Round positive doubled to two decimal places in C
As a rule, rounding to 2 decimal places is very simple with
printf("%.2lf",<variable>); However, the rounding system is usually rounded to the nearest even . For instance,
2.554 -> 2.55 2.555 -> 2.56 2.565 -> 2.56 2.566 -> 2.57 And I want to make sure
2.555 -> 2.56 2.565 -> 2.57 In fact, half-life rounding is done in C, but only for Integer;
int a = (int)(b+0.5) So, I ask how to do the same as above, with 2 decimal places for positive values ​​instead of Integer to achieve what I said earlier for printing .
It is unclear whether you really want to “round half” or rather “round half from zero,” which requires different handling of negative values.
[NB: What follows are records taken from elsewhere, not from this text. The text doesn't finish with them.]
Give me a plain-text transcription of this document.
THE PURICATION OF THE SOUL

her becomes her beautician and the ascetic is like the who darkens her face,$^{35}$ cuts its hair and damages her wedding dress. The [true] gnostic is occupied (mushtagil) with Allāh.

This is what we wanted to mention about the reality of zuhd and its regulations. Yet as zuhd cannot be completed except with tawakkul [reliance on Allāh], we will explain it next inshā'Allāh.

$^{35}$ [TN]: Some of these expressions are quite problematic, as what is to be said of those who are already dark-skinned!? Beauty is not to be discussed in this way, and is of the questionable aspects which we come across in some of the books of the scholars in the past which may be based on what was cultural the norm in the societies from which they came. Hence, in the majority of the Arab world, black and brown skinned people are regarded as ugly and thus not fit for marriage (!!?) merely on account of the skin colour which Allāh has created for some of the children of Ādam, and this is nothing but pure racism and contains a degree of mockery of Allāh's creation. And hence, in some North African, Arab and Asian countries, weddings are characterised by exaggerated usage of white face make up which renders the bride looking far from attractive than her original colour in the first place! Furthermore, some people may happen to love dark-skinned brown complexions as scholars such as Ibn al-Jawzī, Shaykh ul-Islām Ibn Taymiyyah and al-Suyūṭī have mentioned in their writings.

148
A single precision binary float accurate to at least 6 decimal places and 20 for double , so pushing the FP value by DBL_EPSILON (defined in float.h) will round up to the next 100th number printf( "%.2lf", x ) for the values n.nn5. without affecting the displayed value for values, not n.nn5
double x2 = x * (1 + DBL_EPSILON) ; // round half-away from zero printf( "%.2lf", x2 ) ; For different types of rounding:
double x2 = x * (1 - DBL_EPSILON) ; // round half-toward zero double x2 = x + DBL_EPSILON ; // round half-up double x2 = x - DBL_EPSILON ; // round half-down [Edit] The OP clarified that only the printed value requires rounding to 2 decimal places.
The observation by the OP that rounding off half-way numbers for “round to even” or “rounding from zero” is misleading. Of the 100 "half" numbers, such as 0.005, 0.015, 0.025, ... 0.995, only 4 are usually exactly halfway: 0.125, 0.375, 0.625, 0.875. This is because the floating point format uses base-2, and numbers like 2.565 cannot be represented exactly.
Instead, example numbers, such as 2.565 , have the closest double value 2.564999999999999947... , assuming binary64 . Rounding this number to the nearest 0.01 should be 2.56, not 2.57 as desired by the OP.
Thus, only numbers ending in 0.125 and 0.625 are located halfway and rounded, and not upward at the request of the OP. Suggest accepting this and using:
printf("%.2lf",variable); // This should be sufficient To get closer to the OP goal, the numbers can be A) tested against the end of 0.125 or 0.625 or B) slightly increased. Smallest increase would be
#include <math.h> printf("%.2f", nextafter(x, 2*x)); Another pushing method is found with @Clifford.
[Former answer that rounds a double to the nearest double multiple of 0.01]
A typical floating point uses formats such as binary64 , which uses base-2. "Rounding to the nearest mathematical 0.01 and links from 0.0" is complicated.
As @Pascal Cuoq mentions, floating point numbers like 2.555 are usually only close to 2.555 and have a more accurate value, like 2.555000000000000159872... which is not half.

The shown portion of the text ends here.